On the iTunes store homepage a banner promotes HD films we can ‘Own from £4.99.’ But what does own mean anymore? Only, really, that the video file won’t expire imminently, that, in theory, it won’t be taken away. But, given the examples otherwise over recent years, there are no guarantees.
There’s another, much less pessimistic way of seeing these developments, though. Rachel Botman and Roo Rogers’ What’s Mine Is Yours argues that we’re entering an age of collaborative consumption, rejecting the Western materialism that characterised the late 20th century in favour of more cost-effective and environmentally-friendly approaches to living.
“The relationship between physical products, individual ownership and self-identity is undergoing a profound evolution. We don’t want the CD; we want the music it holds… We don’t want the DVD; we want the film it carries. In other words, we want not the stuff but the needs or experiences it fulfils. As our possessions ‘dematerialise’ into the intangible, our preconceptions of ownership are changing.”

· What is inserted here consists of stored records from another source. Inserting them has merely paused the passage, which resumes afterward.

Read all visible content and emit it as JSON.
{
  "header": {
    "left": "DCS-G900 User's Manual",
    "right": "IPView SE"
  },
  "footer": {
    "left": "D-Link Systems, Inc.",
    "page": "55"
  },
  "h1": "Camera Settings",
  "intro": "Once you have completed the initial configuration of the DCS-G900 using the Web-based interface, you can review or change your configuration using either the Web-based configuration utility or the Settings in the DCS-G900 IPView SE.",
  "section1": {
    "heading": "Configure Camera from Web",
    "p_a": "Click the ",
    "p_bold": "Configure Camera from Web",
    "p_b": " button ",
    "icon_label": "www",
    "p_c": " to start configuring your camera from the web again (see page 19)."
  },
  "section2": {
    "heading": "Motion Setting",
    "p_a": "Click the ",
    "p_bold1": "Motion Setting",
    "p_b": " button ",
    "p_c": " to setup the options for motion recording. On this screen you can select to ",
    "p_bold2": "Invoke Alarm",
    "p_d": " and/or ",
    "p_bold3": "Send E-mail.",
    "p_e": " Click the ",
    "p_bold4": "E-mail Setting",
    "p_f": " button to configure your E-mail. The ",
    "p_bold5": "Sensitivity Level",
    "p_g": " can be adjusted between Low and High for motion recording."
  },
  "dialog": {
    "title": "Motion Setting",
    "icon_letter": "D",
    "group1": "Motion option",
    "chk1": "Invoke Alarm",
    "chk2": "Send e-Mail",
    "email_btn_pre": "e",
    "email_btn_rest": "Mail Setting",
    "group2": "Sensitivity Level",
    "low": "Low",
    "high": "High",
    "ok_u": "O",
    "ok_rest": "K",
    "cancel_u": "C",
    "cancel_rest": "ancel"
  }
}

It isn’t that media consumption has become less desirable, but that technology has given us a host of options besides possession of physical content, from on-demand streaming to storage in the Cloud. And the advantages that these bring – an end to scarcity or stock shortage, no more clutter and waste, freedom from the need to care for a disk or carry a paperback and of course the instant gratification of a download – mean that, for now at least, access is more important to us than ownership.
Yet whilst these are all excellent reasons to embrace digital content, there’s a very real risk that in the clamour for this access we’re losing sight of a few too many of our rights. And there’s perhaps a greater concern still: that as media property becomes little more than data in the stream, we’ll lose a sense of its worth as well.
“It is likely that for a growing number of enterprises and consumers, the very idea of ownership will seem limited, even old-fashioned, twenty-five years from now.”